Queste applicazioni sfruttano modelli di AI generativa. Consentono di trasformare una foto normale in un’immagine che mostra il soggetto senza vestiti o in pose intime. In molti casi basta caricare una foto e attendere pochi secondi. Il risultato appare realistico e difficile da distinguere da uno scatto vero.
Cosa sono le app “nudify”
Le cosiddette app “nudify” usano algoritmi di elaborazione delle immagini. Alcune funzionano come editor fotografici avanzati. Altre applicano tecniche di face-swap su corpi generati artificialmente.
Il problema non riguarda solo l’aspetto tecnico. Queste app permettono di creare contenuti non consensuali. Chiunque può usarle su foto di altre persone, senza autorizzazione. Questo apre la porta a molestie digitali e abusi.
Perché sono finite negli store ufficiali di Google e Apple
Molte di queste app hanno superato i controlli iniziali. Gli store le hanno pubblicate come semplici strumenti creativi o di modifica immagini. In realtà, la funzione principale era chiara già dalla descrizione.
Le linee guida di Google Play e App Store vietano contenuti sessuali espliciti o degradanti. Tuttavia, questi strumenti sono riusciti a restare online per mesi. Alcuni comparivano persino nei risultati di ricerca con parole chiave dirette.
Questo mostra un limite nei sistemi di revisione. Gli algoritmi di controllo non hanno riconosciuto subito il rischio. Anche la revisione manuale non ha bloccato tutte le app problematiche.
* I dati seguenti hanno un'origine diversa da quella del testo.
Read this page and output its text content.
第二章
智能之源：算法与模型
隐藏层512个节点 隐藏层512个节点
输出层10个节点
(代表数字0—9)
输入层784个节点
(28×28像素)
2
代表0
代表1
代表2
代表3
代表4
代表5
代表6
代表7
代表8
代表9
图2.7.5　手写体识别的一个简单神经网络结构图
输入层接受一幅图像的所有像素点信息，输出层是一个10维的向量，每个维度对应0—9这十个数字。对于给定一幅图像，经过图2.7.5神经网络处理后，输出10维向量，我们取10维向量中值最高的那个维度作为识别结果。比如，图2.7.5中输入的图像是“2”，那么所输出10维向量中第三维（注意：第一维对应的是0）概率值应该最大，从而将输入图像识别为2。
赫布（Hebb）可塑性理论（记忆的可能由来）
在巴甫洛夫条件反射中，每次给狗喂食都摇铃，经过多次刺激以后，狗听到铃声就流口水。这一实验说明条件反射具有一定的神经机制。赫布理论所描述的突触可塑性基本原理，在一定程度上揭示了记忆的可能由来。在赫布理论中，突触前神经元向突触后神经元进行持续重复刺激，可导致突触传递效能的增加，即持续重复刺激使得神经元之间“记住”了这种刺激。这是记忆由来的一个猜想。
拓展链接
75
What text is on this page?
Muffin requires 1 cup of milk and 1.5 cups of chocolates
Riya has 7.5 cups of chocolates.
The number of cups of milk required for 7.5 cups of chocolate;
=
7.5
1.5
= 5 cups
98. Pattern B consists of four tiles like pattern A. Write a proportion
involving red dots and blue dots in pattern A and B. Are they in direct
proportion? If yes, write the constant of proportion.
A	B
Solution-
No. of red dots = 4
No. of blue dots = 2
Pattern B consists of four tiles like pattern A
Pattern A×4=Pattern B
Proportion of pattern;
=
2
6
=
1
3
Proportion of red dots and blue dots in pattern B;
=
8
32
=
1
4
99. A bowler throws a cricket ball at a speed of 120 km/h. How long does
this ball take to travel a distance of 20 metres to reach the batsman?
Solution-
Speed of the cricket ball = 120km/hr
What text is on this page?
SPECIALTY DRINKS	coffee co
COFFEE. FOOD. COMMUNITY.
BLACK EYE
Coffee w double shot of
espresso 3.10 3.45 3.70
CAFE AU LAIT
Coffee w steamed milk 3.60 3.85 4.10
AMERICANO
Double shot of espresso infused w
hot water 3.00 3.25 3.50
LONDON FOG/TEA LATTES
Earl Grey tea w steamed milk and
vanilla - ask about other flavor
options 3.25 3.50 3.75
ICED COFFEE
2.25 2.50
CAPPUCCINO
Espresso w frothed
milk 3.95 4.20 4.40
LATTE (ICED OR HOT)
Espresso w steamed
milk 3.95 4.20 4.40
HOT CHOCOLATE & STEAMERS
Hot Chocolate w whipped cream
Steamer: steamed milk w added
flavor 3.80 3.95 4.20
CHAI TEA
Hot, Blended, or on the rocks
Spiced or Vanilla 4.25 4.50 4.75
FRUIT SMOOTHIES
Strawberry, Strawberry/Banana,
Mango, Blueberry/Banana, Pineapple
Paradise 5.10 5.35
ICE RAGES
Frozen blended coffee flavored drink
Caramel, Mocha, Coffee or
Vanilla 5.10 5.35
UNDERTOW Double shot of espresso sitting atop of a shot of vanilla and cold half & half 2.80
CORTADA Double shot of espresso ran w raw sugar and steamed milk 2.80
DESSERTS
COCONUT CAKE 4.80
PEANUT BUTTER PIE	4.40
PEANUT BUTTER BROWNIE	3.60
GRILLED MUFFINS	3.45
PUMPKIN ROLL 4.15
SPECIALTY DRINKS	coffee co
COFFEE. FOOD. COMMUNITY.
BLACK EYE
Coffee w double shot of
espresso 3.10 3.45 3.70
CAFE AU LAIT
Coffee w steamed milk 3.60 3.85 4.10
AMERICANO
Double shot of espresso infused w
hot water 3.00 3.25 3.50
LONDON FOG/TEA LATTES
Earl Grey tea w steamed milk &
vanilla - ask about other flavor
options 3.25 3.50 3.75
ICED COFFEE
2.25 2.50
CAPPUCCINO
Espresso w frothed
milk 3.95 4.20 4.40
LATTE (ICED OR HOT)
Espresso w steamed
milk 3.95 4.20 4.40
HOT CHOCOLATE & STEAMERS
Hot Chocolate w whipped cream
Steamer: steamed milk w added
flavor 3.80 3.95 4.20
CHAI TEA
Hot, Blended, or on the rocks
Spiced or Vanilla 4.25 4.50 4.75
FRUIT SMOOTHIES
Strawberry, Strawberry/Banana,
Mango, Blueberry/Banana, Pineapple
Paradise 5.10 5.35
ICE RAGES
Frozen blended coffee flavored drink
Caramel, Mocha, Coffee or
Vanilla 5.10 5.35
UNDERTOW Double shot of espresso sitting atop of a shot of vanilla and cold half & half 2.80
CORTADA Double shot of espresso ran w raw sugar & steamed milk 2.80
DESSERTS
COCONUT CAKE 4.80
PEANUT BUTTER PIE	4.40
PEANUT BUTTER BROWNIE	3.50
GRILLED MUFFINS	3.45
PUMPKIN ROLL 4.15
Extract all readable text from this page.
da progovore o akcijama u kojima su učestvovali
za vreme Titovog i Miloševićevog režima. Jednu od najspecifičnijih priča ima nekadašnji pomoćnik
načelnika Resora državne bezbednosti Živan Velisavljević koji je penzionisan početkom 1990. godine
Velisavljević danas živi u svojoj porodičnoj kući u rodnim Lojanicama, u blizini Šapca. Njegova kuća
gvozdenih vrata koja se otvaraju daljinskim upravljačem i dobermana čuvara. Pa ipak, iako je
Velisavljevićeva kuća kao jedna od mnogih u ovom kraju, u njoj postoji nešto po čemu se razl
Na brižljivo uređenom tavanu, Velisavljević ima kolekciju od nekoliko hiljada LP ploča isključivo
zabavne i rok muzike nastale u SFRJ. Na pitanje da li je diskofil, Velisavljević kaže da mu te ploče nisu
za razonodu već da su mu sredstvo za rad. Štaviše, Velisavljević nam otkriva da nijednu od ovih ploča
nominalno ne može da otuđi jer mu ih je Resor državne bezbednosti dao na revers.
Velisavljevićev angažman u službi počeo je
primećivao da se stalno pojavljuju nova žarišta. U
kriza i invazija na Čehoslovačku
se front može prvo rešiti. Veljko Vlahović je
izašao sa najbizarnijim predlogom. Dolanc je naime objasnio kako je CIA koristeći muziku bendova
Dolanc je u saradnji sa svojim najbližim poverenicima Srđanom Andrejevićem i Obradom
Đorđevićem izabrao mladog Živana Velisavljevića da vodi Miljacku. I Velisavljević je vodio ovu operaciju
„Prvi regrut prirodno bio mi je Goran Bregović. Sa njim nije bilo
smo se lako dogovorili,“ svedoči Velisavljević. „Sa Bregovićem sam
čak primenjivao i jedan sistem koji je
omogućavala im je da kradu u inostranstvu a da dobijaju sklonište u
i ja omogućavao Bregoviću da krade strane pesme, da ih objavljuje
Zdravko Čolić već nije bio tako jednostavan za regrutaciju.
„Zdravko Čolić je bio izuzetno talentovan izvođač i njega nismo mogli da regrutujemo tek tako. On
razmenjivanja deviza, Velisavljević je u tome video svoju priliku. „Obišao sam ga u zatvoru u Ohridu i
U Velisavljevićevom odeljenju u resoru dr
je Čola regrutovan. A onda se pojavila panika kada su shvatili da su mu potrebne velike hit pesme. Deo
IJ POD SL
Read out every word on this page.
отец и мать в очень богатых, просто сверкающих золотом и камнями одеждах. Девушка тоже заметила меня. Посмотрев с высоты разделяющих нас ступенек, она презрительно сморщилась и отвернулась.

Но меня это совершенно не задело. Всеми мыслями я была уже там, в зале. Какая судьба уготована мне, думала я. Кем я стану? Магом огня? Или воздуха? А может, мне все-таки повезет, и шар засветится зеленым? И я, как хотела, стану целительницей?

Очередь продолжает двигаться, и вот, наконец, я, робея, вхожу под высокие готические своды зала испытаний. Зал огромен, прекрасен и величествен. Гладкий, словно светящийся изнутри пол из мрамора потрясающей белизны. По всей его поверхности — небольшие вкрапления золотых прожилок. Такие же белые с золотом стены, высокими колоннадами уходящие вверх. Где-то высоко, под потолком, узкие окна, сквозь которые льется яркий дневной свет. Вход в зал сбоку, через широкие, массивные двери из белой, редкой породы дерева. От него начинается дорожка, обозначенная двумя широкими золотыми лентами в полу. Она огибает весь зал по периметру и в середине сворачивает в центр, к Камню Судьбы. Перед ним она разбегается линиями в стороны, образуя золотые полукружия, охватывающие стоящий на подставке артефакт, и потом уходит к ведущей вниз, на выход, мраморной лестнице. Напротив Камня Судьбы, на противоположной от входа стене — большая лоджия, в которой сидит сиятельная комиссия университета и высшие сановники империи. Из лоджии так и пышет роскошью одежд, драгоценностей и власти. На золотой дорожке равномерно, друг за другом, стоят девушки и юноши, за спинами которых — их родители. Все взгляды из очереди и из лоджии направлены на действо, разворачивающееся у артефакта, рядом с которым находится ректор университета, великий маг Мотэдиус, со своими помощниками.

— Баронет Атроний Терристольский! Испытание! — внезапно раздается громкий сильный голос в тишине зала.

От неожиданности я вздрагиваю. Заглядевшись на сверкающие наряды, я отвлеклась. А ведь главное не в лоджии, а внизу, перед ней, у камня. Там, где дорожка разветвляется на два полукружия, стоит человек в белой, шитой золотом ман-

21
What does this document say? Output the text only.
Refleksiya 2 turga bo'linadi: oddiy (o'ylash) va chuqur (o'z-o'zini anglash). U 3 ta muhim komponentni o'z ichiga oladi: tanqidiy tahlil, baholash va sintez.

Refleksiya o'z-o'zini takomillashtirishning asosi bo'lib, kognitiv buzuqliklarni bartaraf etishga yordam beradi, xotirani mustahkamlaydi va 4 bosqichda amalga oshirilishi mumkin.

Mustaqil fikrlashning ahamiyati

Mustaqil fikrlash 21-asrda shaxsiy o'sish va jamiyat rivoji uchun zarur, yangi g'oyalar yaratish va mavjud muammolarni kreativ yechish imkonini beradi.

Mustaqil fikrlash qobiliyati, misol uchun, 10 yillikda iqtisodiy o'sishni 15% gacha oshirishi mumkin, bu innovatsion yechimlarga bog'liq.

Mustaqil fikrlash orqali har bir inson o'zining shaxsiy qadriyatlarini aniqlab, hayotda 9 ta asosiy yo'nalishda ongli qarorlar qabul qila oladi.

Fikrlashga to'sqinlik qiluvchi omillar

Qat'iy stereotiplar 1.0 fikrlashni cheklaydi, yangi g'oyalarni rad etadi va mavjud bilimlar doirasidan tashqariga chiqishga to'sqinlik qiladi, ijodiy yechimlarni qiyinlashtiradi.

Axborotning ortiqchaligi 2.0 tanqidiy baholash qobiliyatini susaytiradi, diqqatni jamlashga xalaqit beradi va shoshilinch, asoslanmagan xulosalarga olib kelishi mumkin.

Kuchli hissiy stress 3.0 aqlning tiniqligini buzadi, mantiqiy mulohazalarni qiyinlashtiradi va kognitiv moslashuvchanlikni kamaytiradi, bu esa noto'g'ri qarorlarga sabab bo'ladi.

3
Le reazioni di Google e Apple
Dopo le segnalazioni, entrambe le aziende hanno iniziato a rimuovere molte app. Apple ha cancellato diversi titoli dal proprio store. Google ha sospeso o eliminato varie applicazioni simili.
Non tutte le app, però, sono sparite. Alcune restano disponibili con nomi diversi o funzioni mascherate. Questo rende il problema ancora aperto.
Perché la questione è seria
Queste app possono causare danni reali. Possono generare immagini false di persone comuni, studenti o personaggi pubblici. Il contenuto può poi circolare sui social o nelle chat private.
Il rischio principale riguarda la privacy e la dignità personale. Una tecnologia nata per divertimento può diventare uno strumento di ricatto o umiliazione.
Inoltre, la facilità d’uso abbassa la soglia di accesso. Non servono competenze tecniche. Bastano uno smartphone e una foto.
Cosa può cambiare ora
Il caso spinge Google e Apple a rafforzare i controlli. Servono regole più chiare per le app che usano AI generativa. Serve anche una revisione più severa delle descrizioni e delle funzioni reali.
Allo stesso tempo, aumenta la pressione politica e sociale. Gli store non possono limitarsi a reagire dopo le segnalazioni. Devono prevenire la diffusione di strumenti pericolosi.
Le app AI “nudify” mostrano un lato oscuro dell’intelligenza artificiale consumer. La tecnologia corre veloce. La moderazione deve correre più veloce ancora.